In February 2010, the Champaign Tea Party in Illinois received approval of its tax-exempt status from the IRS in 90 days, no questions asked. That was the month before the Internal Revenue Service started singling out Tea Party groups for special treatment. There wouldn't be another Tea Party application approved for 27 months. In that time, the IRS approved perhaps dozens of applications from similar liberal and progressive groups, a USA TODAY review of IRS data shows.

(4) A few Democrats bizarrely claimed that George had "withheld" his lack of evidence that the Tea Party targeting was explicitly political. It was in his written report, and he's testified to that effect several times. One Democrat, Rep. Jackie Spier of California, advanced the long-debunked claim that the IRS was only trying to "streamline" their review system due to the huge influx of new applicants. I also feel compelled to commend Democratic Congressman Stephen Lynch of Massachusetts for another fair-minded performance today. It's clear he's a loyal Democrat, but he also seems genuinely interested in the truth and put off by the partisan misdirection tactics employed by some of his colleagues.

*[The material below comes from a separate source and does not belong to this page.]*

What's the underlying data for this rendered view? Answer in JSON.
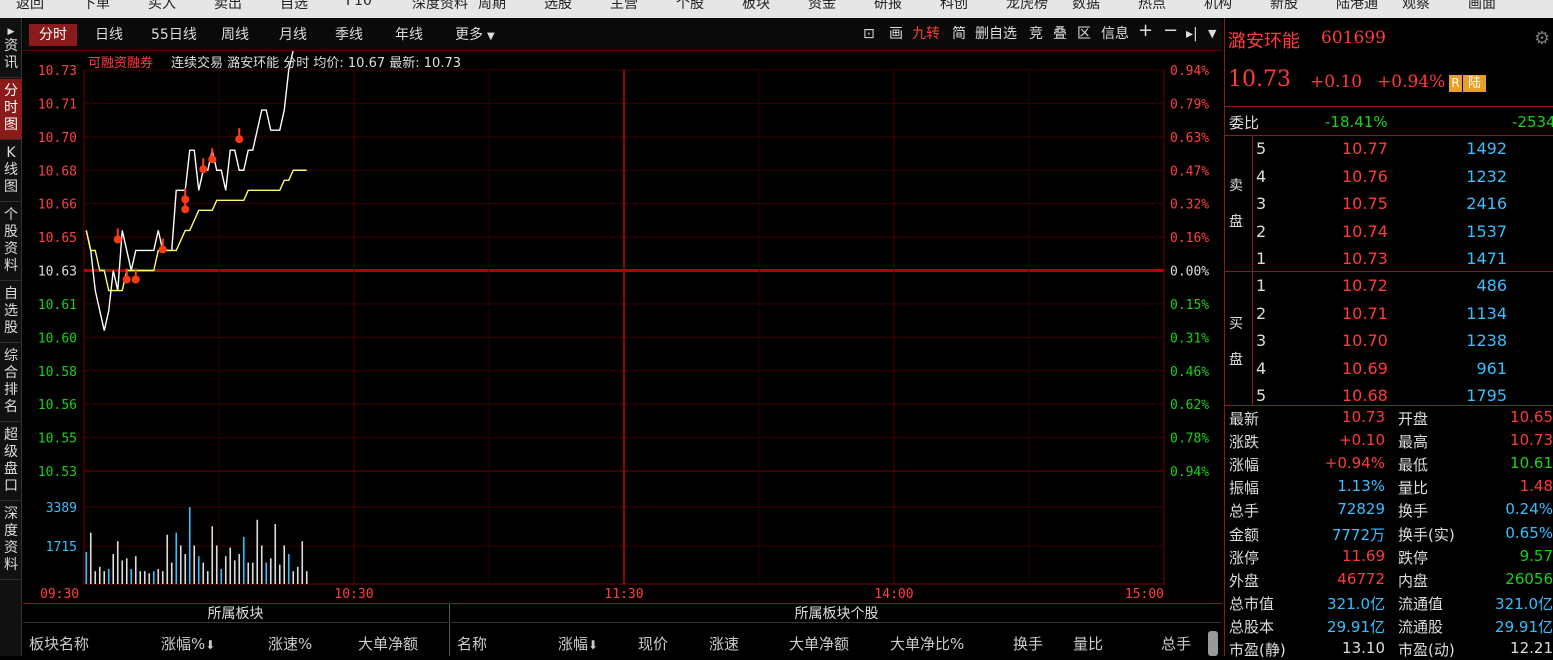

(5) In summary, the rancor that I anticipated this afternoon never really materialized. Mr. George and his colleagues explained their actions well, and assured members on both sides that their investigation continues. Democrats continue to hope that at least one example of improper scrutiny of a liberal group emerges, although that's not what the IG has found so far. Which makes sense for numerous reasons:

Zero Tea Party conservative groups were approved for tax-exempt status over a period of 27 months, while dozens of lefty groups received the green light. Conservative organizations were deliberately buried in burdensome paperwork, fraught with wildly inappropriate questions and outrageous demands. This emanated from, and was sometimes micromanaged by, DC. The IRS' former commissioner testified under oath that only conservative-leaning groups were mistreated this way. When the House Oversight Committee held hearings featuring the IRS' victims, committee Democrats couldn't produce a single liberal witness. Oh, and the IRS admitted and publicly apologized for their wrongful targeting of conservatives following their own internal investigation, and before the IG report was published. If the truth was "we did it to both sides!" they would have presented that evidence early and often. They didn't.

Parting thought: If, as Democrats suggest, the targeting impacted both sides and this is all a big non-scandal, where is the "progressive-assigned" version of Elizabeth Hofacre? That is to say, where is the IRS employee tasked with screening dozens of targeted liberal organizations whose superiors wouldn't permit any resolutions for months (and ultimately years) on end? If such an employee exists, don't you think we'd have heard about him or her by now?